Orange oil is extracted by simple pressure from the outer coloured part of the Citrus sinensis' peel. Oranges are widely cultivated in tropical and subtropical climates for the sweet fruit and commercially for essential oil extraction.
Orange oil is a by-product of the juice industry. Oil is cold pressed from the peel of the fruit, after juice extraction and is widely used across the flavour and fragrance industry. Sweet orange (citrus sinensis) is around 90% d’limonene, a product used across many more industries. Approximately 40% of global oranges are processed for juice and oil with 60% solely used as a fresh fruit for consumption.
Brazil has the largest production of fresh oranges and also it processes more orange than any other country making it the largest producer of orange oil and d’limonene (orange terpenes) in the world. Harvesting can be almost 12 months of the year due to the widespread distribution of plantations, however it is unusual for any significant production during February – April. Therefore we usually consider May - December as a typical harvesting period.
Brazilian oranges make up for around 34% of the world market – approximately 17 million tons+/- from a global estimate of 50 million tons +/- of fresh fruit. The Brazilian state of São Paulo contributes around 80% of the country’s production figures.
It's been a challenging time of late for the world's largest producing country and they're forecasting a sharp reduction of 18.3% in the total 2016/17 crop. To read more about today's conditions click here.
You may have recently read in our Market reports details of the challenges faced by the industry due to Citrus Greening. Click here for more details of the global impact of this wide spreading disease.
The USDA forecast for the new Brazilian crop for year beginning July 2019 is estimated at 435 million boxes. This is a marked improvement, representing an increase of 50 million boxes or an increase of 13% compared to the current year, 2018-19. These are general estimates, and a better indication will be available by the end of March since the current orange season closure is June 2019. The recovery of citrus trees and favourable weather patterns are the main reasons behind the improved forecast. The current crop estimate has been revised downward from 393 to 385 million boxes. This is because the fruit size is smaller and there was above-average droppage in the key growing areas. This crop was stretched with some fruit coming in from the second and third blooming. The disappointing aspect was that the extra fruit did not meet required specifications and consequently, orange oil production fell short of original projections.

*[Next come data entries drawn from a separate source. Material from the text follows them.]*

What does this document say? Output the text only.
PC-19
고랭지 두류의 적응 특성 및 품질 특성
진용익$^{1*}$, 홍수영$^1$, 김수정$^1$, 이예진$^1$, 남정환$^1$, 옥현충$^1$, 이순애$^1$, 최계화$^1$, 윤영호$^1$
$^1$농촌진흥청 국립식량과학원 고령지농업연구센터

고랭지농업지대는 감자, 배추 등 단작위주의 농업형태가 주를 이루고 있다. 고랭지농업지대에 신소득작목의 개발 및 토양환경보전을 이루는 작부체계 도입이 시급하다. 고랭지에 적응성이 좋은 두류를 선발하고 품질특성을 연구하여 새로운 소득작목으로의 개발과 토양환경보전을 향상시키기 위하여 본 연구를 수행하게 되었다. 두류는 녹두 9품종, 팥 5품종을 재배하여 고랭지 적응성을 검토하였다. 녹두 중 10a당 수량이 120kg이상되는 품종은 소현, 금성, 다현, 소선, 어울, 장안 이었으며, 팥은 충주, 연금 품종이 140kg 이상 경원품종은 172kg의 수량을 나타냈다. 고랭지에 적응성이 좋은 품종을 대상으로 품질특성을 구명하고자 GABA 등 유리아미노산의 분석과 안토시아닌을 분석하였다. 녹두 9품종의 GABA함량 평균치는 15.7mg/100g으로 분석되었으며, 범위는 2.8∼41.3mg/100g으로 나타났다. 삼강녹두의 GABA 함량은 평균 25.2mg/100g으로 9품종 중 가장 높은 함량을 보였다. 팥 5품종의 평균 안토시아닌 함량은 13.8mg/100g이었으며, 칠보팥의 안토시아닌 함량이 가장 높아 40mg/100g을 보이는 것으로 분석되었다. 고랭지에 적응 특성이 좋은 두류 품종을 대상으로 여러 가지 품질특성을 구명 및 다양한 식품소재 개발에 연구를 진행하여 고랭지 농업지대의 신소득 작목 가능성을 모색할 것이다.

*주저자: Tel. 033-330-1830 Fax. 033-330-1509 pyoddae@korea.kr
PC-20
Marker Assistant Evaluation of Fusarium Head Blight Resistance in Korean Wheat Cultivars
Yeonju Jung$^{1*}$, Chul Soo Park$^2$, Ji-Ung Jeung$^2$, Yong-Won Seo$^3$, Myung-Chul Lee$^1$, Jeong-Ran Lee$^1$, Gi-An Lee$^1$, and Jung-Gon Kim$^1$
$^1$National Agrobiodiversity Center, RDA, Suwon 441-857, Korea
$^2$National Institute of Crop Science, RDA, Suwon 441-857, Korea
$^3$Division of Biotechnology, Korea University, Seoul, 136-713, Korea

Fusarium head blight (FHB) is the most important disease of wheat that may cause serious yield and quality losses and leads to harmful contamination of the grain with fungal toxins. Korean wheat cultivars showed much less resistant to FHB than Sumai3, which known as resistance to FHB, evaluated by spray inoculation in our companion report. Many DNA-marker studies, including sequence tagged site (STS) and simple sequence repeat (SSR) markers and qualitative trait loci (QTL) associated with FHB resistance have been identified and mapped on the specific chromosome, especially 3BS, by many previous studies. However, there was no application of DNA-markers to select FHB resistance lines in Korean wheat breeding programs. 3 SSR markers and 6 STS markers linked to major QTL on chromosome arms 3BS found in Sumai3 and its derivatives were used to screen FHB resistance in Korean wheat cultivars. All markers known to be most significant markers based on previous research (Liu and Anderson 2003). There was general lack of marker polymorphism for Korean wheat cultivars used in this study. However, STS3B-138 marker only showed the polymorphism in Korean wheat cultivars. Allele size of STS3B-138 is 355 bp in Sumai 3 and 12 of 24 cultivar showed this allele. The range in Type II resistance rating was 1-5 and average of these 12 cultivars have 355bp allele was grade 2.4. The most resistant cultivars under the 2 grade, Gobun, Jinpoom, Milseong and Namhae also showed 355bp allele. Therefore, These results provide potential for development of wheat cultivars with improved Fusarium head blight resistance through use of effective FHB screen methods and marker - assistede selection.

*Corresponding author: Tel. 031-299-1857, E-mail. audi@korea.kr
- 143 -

The research group Fundecitrus, which represents Brazil’s largest orange processors, reported the 2018-19 crop in the two main regions of São Paulo and Minas Gerais of 285 million boxes (of 40.6 kg each), a reduction of 30% from the 2017-18 crop, Meanwhile the USDA zeroed in on 280 million boxes. Though the crop has been markedly smaller, the trees have experienced less stress and are in good health to produce more fruit. The weather was conducive, with adequate rains and ideal soil moisture during the blossoming period. Considering these favourable factors, USDA predicts a very good crop rising to 330 million boxes. Hopes for a better crop are being pinned on the next season, which will begin in July 2019.
According to CitrusBR, Brazilian orange juice production should total just 874,000 MT in the 2018-19 crop year that ends in June, a 27.5% decline from the previous season, although industrial yield was better than the previous year. Most of the big players have already finished processing and are now involved in the preparatory maintenance for next season. January brought in some exceedingly high temperatures in the citrus belts, and this affected the processing pace considerably. Excessive rains followed this during the last week of processing. Consequently the numbers for fruit crushing were greatly reduced. The market believes that global Brazilian orange juice inventories will tighten by the end of this season in June 2019.
With regard to orange processing, the USDA estimates that 264 million boxes will be processed during 2018-19, compared with 395 million boxes in 2017-18. The preliminary estimate for 2019-20 is 313 million boxes based on the substantial forecast growth in orange production. Brazil dominates global orange juice exports but faces the challenge of falling global demand alongside increased international competition from countries such as Mexico. The higher production forecast has led to a softening of both orange oil and terpene prices, which are at their lowest for 5 years. Demand for both orange terpenes and d’limonene has fallen, in part because of substitution of dipentene in certain end uses as well as efforts to reduce dependence on d’limonene because of its price volatility and reduced supply over recent years.